Job, mon cher ami depuis si longtemps. Il est rare de te retrouver dans la liturgie du dimanche. Je pense que cela n’arrive que 2 fois dans l’année, malheureusement.
Alors il est d’autant plus important de parler de toi aujourd’hui. Te retrouver, comme avec nos amis lointains et que nous n’avons pu rencontrer en ces temps chamboulés.
Les versets de ce texte arrivent tout à la fin de ton livre. Après bien des tempêtes. Ta vie, ton œuvre, les tiens, tout fut décimé en un instant. Le ciel s’est effondré sur toi te laissant avec ton ulcère sur un tas de cendres. Mais voilà que tu refuses de te laisser mourir sans rien dire, comme si tout cela était normal. Alors tu lances ta plainte vers le ciel « périssent le jour qui m’a vu naître et la nuit qui a déclaré : ‘un homme vient d’être conçu !’ » (3, 3) Durant alors 35 chapitres au ton bouleversant, à la poésie charnelle, tu vas ferrailler avec tes visiteurs qui veulent te faire rendre raison de ton mal. Il serait dû à ton péché. Tu refuses cette théologie inhumaine qui voudrait expliquer le malheur et spécialement l’enclore dans le péché du malheureux. Ces amis – qui sont pourtant venus de loin – ne peuvent supporter la béance. Celle de ta douleur, de la peau meurtrie. Celle d’abord de cette question toujours juste aux réponses toujours fausses quand elles se veulent totalisantes : pourquoi le mal et surtout pourquoi mon mal ?

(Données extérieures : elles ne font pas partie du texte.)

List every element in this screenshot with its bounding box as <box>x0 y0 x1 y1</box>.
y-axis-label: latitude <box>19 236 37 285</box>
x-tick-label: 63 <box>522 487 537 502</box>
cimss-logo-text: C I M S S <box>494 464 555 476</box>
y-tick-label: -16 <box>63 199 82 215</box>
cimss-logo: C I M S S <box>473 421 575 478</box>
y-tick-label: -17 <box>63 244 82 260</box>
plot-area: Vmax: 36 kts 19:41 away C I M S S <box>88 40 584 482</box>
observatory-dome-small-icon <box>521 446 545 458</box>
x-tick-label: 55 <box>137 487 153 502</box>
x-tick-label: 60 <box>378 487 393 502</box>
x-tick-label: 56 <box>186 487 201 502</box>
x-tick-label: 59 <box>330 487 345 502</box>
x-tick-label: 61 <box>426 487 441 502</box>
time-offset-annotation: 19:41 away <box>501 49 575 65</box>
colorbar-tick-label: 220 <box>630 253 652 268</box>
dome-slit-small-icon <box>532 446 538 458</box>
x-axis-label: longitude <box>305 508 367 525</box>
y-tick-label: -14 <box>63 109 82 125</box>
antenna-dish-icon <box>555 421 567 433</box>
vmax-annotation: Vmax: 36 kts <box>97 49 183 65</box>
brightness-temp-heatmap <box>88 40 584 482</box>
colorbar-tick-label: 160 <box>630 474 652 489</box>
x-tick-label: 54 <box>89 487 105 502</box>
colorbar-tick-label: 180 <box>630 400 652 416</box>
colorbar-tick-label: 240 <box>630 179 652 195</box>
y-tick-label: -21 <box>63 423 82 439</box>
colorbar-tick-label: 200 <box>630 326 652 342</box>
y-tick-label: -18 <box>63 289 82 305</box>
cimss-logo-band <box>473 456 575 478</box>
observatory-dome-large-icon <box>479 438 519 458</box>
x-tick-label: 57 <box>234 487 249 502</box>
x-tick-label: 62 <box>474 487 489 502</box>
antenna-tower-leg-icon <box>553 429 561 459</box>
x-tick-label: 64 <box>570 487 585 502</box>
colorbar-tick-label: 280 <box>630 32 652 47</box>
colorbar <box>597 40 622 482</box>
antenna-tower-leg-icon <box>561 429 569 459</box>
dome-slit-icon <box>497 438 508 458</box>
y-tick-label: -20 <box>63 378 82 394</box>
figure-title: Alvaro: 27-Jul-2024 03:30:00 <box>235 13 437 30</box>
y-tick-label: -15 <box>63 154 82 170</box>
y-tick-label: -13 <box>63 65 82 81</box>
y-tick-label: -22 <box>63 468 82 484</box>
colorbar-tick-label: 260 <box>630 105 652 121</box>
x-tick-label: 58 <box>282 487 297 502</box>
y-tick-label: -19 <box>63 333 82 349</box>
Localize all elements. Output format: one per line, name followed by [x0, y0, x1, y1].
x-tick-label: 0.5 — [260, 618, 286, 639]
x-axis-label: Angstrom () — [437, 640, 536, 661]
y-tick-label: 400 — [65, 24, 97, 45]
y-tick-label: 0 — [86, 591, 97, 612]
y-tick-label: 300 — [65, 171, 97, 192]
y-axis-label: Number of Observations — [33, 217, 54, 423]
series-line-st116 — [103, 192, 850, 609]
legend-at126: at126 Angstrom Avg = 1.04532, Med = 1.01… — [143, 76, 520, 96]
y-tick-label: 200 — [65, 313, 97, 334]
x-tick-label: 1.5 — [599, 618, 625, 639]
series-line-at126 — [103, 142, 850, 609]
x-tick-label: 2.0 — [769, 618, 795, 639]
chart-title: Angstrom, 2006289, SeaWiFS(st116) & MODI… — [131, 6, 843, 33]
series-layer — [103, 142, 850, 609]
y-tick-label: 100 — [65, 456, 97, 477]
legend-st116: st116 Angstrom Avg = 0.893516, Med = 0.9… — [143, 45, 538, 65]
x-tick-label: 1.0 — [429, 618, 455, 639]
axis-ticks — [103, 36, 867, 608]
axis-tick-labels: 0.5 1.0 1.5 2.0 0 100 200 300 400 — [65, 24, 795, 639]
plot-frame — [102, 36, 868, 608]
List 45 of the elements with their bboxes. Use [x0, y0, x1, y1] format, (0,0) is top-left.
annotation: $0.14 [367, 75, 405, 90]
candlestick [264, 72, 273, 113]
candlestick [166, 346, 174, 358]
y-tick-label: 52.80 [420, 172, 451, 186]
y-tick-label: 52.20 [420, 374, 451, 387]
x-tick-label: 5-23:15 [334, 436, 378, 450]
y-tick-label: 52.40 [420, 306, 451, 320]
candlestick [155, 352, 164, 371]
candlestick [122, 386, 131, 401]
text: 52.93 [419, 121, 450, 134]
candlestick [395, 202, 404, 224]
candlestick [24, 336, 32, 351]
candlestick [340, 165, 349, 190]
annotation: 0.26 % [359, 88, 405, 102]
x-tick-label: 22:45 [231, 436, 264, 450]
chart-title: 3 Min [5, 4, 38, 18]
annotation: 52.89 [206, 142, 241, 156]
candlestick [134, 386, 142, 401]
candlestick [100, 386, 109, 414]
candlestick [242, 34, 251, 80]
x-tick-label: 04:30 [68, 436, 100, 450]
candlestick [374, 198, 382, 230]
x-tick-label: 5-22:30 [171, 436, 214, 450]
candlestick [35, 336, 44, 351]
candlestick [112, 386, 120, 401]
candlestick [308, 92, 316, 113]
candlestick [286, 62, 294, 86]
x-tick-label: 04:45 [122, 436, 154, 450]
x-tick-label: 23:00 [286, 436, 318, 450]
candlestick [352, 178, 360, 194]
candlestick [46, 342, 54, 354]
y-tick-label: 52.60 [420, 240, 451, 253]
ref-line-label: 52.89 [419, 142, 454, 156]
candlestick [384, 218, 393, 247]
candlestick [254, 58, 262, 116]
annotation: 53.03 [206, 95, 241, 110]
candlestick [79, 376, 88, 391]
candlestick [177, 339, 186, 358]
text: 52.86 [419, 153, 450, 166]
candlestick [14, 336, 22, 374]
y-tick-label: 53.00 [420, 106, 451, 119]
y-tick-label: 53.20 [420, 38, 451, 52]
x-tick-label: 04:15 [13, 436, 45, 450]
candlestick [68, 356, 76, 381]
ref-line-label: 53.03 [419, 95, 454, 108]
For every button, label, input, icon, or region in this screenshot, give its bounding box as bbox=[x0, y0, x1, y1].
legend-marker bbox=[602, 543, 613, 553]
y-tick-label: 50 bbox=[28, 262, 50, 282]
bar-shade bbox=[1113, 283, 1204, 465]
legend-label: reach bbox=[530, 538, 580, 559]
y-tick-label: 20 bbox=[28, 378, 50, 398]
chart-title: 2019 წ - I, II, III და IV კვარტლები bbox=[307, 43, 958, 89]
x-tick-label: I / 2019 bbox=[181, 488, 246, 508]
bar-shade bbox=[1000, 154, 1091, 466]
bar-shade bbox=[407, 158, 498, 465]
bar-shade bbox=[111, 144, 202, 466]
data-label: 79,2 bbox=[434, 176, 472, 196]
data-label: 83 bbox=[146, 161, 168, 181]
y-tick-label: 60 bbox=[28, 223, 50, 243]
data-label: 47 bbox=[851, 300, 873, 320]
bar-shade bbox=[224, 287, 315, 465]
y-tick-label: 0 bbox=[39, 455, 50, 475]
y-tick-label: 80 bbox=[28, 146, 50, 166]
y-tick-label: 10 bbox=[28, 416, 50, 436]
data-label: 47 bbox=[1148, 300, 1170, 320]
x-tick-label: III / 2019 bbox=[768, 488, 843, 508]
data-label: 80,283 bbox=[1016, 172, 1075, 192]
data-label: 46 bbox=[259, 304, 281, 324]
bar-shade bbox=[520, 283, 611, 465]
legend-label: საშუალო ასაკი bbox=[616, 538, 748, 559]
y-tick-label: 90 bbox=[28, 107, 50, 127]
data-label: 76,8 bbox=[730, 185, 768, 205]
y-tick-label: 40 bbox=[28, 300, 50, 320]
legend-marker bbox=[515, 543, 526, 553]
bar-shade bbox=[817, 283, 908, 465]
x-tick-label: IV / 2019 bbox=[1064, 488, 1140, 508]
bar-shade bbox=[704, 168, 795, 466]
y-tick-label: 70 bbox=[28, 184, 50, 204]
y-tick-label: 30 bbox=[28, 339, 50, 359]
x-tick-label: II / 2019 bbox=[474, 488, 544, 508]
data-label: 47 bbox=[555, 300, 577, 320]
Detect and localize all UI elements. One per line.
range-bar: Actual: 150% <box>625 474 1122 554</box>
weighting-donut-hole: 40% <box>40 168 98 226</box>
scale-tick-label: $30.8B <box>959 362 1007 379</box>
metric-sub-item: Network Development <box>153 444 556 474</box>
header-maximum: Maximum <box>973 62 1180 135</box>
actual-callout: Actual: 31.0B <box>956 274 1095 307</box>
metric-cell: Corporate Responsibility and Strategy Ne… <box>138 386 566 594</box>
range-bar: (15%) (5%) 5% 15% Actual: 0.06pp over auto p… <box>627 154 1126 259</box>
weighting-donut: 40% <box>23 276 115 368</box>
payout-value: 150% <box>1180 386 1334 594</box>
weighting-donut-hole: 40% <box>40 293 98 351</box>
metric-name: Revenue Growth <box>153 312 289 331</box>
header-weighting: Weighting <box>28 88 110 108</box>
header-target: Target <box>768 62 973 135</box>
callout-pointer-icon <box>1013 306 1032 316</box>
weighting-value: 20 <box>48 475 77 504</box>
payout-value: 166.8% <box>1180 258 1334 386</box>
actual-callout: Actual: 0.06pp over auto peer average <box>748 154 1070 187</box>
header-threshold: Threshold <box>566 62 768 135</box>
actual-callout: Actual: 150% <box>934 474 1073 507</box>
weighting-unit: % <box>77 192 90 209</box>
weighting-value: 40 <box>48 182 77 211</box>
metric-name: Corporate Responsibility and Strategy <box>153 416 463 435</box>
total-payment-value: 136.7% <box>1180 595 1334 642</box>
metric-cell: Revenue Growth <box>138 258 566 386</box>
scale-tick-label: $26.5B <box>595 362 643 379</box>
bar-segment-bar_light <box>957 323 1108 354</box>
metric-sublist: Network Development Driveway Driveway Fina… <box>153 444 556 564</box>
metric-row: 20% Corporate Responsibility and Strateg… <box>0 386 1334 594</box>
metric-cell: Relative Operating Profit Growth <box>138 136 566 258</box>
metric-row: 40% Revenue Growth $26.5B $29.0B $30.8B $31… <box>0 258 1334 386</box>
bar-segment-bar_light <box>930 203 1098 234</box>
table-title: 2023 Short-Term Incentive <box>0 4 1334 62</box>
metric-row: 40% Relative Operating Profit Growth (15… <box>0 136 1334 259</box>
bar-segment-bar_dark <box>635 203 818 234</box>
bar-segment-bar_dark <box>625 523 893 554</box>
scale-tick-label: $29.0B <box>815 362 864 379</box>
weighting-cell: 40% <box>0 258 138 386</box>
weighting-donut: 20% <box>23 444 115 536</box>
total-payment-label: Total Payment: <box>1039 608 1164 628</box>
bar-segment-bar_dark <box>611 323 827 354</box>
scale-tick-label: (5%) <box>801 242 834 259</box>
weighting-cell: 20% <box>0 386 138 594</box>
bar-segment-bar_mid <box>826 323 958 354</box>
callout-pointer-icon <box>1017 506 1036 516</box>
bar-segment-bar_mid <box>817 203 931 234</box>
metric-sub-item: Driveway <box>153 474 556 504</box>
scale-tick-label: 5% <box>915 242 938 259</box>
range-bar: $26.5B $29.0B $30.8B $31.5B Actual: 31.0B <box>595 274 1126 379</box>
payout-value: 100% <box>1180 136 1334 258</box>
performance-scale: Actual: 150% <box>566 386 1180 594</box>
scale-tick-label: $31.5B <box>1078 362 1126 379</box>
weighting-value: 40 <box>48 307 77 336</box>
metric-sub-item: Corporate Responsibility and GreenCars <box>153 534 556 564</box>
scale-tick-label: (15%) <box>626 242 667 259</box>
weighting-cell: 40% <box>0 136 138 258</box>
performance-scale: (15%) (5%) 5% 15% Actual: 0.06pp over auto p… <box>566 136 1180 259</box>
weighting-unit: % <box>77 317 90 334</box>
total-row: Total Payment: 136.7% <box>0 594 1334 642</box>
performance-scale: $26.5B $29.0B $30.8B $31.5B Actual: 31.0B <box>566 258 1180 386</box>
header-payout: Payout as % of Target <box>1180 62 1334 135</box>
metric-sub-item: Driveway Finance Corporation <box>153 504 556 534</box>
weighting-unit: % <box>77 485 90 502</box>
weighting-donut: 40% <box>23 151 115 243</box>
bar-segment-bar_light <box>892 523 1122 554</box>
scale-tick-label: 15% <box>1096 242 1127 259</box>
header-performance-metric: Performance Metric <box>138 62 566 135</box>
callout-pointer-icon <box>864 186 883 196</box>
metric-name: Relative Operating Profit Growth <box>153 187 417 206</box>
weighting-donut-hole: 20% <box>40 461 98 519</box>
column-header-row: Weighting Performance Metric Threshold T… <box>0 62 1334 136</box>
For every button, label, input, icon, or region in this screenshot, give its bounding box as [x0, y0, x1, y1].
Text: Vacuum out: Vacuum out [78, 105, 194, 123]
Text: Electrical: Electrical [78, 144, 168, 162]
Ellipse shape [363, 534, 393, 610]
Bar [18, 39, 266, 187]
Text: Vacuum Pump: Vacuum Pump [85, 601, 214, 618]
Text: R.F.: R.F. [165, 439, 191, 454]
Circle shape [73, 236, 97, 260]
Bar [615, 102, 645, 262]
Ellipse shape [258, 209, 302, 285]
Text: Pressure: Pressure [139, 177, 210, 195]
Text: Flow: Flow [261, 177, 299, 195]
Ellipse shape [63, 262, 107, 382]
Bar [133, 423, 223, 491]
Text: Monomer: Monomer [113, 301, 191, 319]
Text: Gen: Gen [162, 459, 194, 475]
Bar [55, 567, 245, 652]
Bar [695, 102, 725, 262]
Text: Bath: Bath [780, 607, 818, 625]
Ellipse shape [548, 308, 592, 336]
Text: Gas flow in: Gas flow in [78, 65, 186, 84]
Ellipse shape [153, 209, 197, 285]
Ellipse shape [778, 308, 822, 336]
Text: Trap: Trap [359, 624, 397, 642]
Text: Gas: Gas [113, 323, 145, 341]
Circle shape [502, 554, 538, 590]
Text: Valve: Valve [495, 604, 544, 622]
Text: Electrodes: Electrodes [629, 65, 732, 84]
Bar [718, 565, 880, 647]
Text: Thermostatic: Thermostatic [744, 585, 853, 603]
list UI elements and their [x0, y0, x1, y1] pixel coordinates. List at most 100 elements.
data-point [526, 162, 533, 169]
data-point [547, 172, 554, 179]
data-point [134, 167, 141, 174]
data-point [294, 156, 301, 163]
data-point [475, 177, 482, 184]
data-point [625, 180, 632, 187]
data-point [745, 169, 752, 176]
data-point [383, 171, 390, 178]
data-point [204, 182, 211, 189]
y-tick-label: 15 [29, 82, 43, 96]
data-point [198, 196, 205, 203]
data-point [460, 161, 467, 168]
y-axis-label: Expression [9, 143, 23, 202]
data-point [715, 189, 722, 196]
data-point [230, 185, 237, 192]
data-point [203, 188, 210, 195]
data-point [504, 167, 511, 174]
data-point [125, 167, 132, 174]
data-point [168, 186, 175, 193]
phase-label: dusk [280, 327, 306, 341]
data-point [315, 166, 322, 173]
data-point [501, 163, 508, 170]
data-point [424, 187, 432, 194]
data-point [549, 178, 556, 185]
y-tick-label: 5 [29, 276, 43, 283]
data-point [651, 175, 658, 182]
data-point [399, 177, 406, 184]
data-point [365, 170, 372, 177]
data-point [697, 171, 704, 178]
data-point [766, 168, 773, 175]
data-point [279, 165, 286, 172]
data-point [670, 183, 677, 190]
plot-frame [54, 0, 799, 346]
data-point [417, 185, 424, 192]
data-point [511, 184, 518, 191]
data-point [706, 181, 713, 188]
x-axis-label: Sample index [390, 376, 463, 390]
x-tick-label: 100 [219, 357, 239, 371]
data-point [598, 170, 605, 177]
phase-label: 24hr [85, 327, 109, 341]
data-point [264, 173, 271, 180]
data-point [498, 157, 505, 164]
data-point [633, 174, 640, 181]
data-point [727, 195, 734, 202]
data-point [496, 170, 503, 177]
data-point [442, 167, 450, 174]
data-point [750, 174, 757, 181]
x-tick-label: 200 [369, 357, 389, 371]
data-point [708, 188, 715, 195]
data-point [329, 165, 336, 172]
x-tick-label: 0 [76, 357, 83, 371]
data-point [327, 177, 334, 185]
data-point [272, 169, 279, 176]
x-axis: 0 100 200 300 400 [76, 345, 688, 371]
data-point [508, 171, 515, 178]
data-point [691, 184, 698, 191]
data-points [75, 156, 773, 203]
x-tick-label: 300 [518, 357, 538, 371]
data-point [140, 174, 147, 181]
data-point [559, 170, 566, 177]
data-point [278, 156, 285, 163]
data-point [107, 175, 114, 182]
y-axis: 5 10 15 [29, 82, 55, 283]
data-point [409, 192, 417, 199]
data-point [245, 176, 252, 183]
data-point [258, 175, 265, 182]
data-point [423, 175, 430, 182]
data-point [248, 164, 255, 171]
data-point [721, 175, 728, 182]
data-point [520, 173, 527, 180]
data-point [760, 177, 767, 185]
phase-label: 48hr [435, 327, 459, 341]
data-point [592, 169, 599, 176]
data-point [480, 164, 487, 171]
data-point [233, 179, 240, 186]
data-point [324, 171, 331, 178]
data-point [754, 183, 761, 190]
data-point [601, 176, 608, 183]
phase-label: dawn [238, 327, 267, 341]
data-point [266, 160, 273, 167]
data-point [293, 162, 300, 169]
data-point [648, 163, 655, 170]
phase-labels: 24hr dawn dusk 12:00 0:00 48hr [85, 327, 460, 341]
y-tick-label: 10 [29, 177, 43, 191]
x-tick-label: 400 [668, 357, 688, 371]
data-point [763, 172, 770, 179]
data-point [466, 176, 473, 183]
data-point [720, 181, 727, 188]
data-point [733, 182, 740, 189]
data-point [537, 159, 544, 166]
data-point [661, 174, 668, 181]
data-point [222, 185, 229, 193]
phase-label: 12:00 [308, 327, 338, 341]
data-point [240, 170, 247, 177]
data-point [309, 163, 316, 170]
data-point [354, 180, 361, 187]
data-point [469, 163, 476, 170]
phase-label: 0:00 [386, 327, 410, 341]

Devant ces discours circulaires, tu n’as d’autres recours que d’en appeler à ton Dieu. De le convoquer à entendre ta détresse, à s’expliquer lui-même, « comme un homme ». Tu es dans cette tempête de combattre Dieu et qu’il soit ton seul avocat. Dieu comme seul défenseur contre ce dieu qui s’en est pris sans raison à tout de ta vie, ne te laissant plus que le souffle pour formuler ta révolte et demander des comptes. Tu es encore dans la tempête quand tu dois aussi résister à ce jeune et nouveau théologien, Elihou ( ch 32), arrivé sur le tard et qui vient réciter sa leçon. Il semble d’accord avec toi : ton mal ne vient pas de ton péché, mais – pire sans doute – ton mal est la signature d’un dieu qui t’aime tout spécialement. En quelque sorte, qui aime profondément châtie profondément ! Cet homme-là aime la souffrance. Pas la sienne, mais celle des autres.
Oui, avec ton ulcère et sur ton tas de cendres tu te tiens dans la tempête. Et voici que Dieu entre en scène, avec les versets de ce dimanche. Poème magnifique. Dieu ne refuse pas la tempête car c’est là qu’il vient. Comme pour toi, dans la tempête de nos existences et de ce monde bouleversé. De ce lieu de la peur de mourir, de sombrer dans l’abîme des mers, il vient. Il vient là, comme dans l’Évangile de ce dimanche, pour apaiser les flots et vaincre l’abîme de nos peurs et de nos angoisses. Un Dieu qui ne t’abandonne pas Job ; alors il parle. Et quand quelqu’un parle dans la tempête comme dans la nuit noire – s’il parle vrai – il faut plus clair. Il te parle Job comme un ami parle à son ami, un Dieu s’adressant à un homme libre. C’est même à toi seul qu’il parle, toi qui l’as convoqué, supplié, toi qui a osé dire toute la colère devant ton malheur et le celui des autres. Le nôtre, celui de chacun, aujourd’hui toujours.
Dieu raconte une histoire. « Qui donc a retenu la mer et lui a imposé une limite ? » Ton Dieu raconte qu’il a fait le monde à profusion et posé des limites afin que le mal ne puisse tout emporter. Il ne dit rien d’une explication du mal. Il fait mieux : il prend Job pour témoin et partenaire.
Bienheureux es-tu Job, mon ami.
Ce Dieu-là le Dieu de Job est le mien.